For much of Ru's life, he allowed himself to "recreate that victimhood" — especially in relationships. Until he met his now-husband George, Ru said he was "attracted to men who I had to chase." George, on the other hand, chased him. When he finally let George in 23 years ago, his life turned for the better.

It was remarkably personal storytelling from someone who has been notoriously private in the past, even as he watches the queens of RuPaul's Drag Race open up to him multiple times a season. Hearing this story, his emotional response to something like season 5 competitor Roxxxy Andrews' breakdown about being abandoned at a bus stop by her mother feels all the more resonant.

How does the election figure into this? Simply put, the desire to construct a victimhood narrative led voters to buy into what Donald Trump, who Ru referred to not by name but as "a used-car salesman," was telling them.
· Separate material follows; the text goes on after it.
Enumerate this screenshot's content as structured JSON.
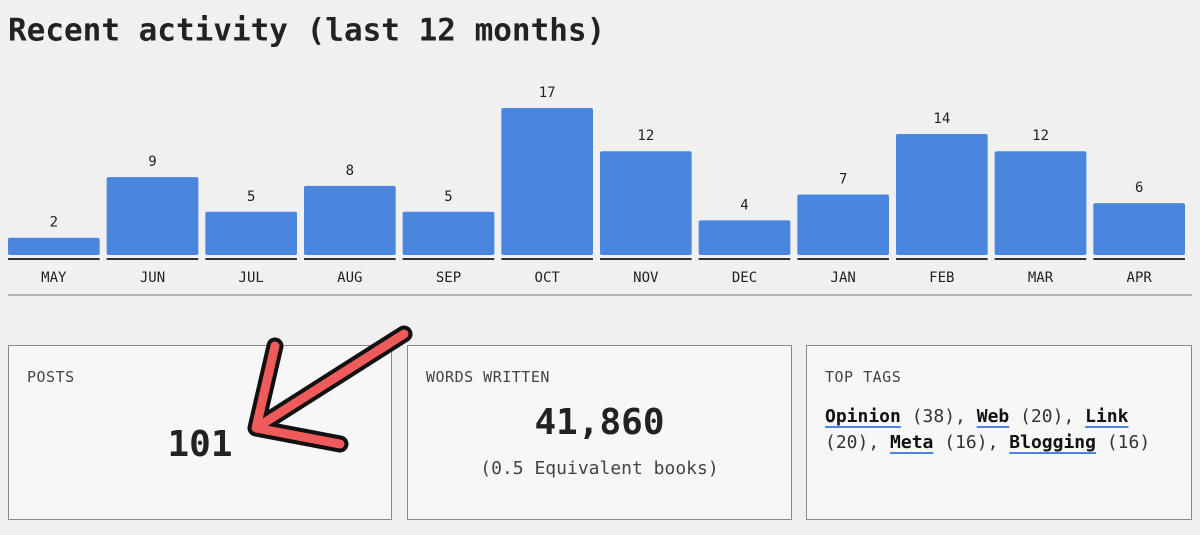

"[There are] people who don't want the world to move forward," Ru said. "They took on this used-car salesman who told them they could turn back the hands of time." Then, a triumphant declaration: "We ain't going back, baby."

The keynote was a rousing reminder of Ru's educational side, and it won't be long until Ru once again addresses her children. At the very start of the keynote, RuPaul announced a second DragCon this fall in New York City September 30 and August 1. (Tickets go on sale May 12.)

Over one weekend, 40,000 fans crammed into the Los Angeles Convention Center to see the empire RuPaul created. Listening to him speak is a reason to give thanks for his ability to get over his struggles — to overcome his "saboteur," as he likes to say. Drag Race and DragCon exist because Ru beat his demons. For those in the audience, what he built should serve as inspiration: Imagine what any of us can do with the same power?